Agent agrees to fully indemnify, defend, and hold Broker harmless from and against any and all claims,
demands, complaints, Realtor® arbitrations, legal actions, judgments, liabilities, losses, damages, costs, and
expenses of any kind, including but not limited to reasonable attorney’s fees and court costs, whether at trial, on
appeal, or in arbitration, arising directly or indirectly from transactions in which Agent has any personal
interest. This obligation to indemnify, defend, and hold harmless applies regardless of whether such claims or
actions are groundless or ultimately determined to be without merit.

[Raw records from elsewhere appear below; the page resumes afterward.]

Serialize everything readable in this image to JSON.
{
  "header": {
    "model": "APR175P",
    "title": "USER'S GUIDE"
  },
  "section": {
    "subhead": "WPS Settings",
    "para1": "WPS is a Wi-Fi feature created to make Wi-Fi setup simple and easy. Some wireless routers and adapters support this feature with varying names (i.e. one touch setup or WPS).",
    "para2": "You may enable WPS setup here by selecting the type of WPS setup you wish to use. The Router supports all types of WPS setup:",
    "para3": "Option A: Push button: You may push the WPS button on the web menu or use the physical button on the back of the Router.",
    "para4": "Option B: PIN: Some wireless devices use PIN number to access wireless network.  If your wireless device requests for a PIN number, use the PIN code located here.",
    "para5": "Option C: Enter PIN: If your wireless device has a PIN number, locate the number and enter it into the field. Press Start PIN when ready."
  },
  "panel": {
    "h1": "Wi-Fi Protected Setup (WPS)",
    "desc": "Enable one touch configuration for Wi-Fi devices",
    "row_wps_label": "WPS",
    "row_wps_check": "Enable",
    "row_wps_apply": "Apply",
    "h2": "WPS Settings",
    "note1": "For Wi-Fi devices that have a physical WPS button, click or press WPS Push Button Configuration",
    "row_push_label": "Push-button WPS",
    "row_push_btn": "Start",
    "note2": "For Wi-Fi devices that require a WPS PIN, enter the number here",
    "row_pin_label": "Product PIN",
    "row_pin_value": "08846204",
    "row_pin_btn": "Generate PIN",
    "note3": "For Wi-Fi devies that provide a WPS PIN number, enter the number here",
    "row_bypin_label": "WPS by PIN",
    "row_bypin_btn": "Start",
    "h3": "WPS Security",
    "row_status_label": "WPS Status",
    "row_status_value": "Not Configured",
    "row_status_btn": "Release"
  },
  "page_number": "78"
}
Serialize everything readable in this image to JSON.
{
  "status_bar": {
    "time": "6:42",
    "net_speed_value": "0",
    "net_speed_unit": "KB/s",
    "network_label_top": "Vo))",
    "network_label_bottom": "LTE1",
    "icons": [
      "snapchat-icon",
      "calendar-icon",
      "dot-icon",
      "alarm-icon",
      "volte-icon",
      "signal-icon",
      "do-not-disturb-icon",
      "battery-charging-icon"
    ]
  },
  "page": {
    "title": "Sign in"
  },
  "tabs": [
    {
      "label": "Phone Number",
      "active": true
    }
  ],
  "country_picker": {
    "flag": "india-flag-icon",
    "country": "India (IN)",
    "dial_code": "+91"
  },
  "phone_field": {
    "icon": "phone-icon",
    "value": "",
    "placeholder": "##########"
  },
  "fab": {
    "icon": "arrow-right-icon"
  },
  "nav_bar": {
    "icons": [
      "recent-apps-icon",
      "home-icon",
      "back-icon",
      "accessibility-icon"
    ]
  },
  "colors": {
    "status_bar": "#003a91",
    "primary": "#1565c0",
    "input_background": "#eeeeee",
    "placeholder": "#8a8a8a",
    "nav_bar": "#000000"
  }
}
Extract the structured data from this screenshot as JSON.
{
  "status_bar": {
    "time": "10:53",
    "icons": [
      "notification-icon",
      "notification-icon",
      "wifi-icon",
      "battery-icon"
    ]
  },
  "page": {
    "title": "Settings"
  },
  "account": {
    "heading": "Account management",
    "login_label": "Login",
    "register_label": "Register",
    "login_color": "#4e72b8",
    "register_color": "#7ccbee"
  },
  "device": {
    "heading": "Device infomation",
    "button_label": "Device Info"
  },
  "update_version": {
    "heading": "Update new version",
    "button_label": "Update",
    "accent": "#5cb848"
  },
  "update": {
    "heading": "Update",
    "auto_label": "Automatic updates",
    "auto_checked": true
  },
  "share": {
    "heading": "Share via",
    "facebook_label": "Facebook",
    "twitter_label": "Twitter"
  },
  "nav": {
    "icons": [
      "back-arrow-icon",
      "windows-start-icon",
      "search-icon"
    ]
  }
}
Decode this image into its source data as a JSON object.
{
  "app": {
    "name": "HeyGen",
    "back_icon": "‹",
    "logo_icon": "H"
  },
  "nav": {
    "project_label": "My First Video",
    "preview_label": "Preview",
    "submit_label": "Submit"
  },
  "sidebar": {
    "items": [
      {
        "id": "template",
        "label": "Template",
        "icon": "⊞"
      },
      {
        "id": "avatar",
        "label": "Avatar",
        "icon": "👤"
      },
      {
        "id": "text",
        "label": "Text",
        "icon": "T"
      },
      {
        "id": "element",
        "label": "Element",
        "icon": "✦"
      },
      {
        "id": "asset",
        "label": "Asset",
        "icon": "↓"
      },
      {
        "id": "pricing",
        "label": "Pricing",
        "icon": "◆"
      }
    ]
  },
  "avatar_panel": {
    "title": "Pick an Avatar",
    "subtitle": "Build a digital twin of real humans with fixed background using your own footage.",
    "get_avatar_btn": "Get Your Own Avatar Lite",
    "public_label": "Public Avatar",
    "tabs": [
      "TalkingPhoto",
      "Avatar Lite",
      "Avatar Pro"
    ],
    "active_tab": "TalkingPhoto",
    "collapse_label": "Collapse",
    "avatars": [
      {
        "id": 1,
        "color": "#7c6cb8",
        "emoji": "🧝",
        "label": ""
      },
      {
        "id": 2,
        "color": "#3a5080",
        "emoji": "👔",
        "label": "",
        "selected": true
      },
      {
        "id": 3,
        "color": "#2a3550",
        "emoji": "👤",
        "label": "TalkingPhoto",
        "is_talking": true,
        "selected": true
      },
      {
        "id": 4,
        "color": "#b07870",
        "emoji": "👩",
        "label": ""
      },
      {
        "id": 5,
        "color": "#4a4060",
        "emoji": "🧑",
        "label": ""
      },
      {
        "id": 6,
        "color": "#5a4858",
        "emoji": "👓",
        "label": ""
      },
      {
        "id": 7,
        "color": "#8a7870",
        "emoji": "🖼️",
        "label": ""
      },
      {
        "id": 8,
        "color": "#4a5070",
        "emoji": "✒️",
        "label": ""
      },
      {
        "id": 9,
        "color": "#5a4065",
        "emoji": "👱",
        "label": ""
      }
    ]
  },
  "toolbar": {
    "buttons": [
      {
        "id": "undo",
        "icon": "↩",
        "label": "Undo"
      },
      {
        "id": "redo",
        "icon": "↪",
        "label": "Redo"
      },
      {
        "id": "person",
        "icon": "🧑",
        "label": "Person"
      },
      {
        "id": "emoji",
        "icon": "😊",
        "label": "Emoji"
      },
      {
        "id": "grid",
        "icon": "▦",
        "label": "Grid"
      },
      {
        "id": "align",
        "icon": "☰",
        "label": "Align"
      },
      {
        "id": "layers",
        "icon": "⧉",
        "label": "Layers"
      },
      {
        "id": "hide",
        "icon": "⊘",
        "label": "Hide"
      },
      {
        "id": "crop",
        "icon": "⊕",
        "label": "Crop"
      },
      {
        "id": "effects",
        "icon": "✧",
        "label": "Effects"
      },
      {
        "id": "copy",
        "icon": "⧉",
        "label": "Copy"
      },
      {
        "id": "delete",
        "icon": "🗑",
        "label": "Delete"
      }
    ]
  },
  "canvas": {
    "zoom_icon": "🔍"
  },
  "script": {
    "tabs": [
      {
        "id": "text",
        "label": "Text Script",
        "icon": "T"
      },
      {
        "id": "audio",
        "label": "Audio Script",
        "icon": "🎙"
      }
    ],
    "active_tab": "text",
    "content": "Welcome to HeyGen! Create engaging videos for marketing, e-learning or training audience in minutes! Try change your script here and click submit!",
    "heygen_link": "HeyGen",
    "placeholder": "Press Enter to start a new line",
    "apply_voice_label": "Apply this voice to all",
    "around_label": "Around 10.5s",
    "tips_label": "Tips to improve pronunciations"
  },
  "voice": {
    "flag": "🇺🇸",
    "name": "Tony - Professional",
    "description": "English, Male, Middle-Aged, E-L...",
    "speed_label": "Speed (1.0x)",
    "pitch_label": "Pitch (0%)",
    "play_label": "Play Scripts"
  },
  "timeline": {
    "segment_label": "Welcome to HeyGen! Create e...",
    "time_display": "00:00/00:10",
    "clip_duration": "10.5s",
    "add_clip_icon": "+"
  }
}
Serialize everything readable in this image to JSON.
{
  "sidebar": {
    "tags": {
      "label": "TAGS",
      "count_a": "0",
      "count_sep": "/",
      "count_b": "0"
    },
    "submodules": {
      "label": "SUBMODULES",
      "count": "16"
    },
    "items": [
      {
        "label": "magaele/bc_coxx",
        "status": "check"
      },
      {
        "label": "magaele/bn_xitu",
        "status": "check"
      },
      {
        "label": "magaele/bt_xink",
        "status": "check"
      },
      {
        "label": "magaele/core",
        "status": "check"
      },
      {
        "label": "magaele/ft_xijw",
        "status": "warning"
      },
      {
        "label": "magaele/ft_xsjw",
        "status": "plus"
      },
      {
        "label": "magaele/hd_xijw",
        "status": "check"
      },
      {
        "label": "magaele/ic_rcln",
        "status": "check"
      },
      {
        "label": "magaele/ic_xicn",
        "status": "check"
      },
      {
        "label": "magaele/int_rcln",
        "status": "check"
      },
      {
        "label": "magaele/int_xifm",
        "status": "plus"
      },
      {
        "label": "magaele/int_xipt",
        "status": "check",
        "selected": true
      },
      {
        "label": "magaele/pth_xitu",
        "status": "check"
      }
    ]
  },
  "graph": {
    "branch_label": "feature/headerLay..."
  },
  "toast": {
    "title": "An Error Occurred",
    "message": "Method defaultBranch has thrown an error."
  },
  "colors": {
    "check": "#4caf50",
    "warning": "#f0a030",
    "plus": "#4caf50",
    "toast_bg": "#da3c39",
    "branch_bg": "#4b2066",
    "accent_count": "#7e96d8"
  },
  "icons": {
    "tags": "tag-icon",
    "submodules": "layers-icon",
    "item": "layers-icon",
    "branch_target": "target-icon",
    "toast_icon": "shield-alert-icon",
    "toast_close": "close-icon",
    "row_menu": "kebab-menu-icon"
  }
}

If the Agent is selling a property in which they have a personal interest, the Agent shall fully and
accurately complete the Florida Realtors Seller Property Disclosure Form. This form must be signed by the seller and
acknowledged in writing by the buyer prior to closing. The disclosure shall include a comprehensive explanation of
the Agent’s relationship to the seller, ensuring full transparency. Additionally, the Agent must disclose, in
writing, all known material facts that could affect the property’s value. These disclosures shall encompass, but are
not limited to, conditions not readily observable by the buyer, as well as any known or potential projects, special
assessments, or other factors that may impact the property in compliance with all disclosure requirements under
Florida law. In the event of any changes to the material facts or
conditions of the property after the initial disclosure, the Agent is obligated to provide the buyer with an updated
Seller Property Disclosure Update form, signed by the seller, prior to closing. These measures are required to
ensure the buyer is fully informed and that the Agent remains in compliance with all legal and ethical obligations.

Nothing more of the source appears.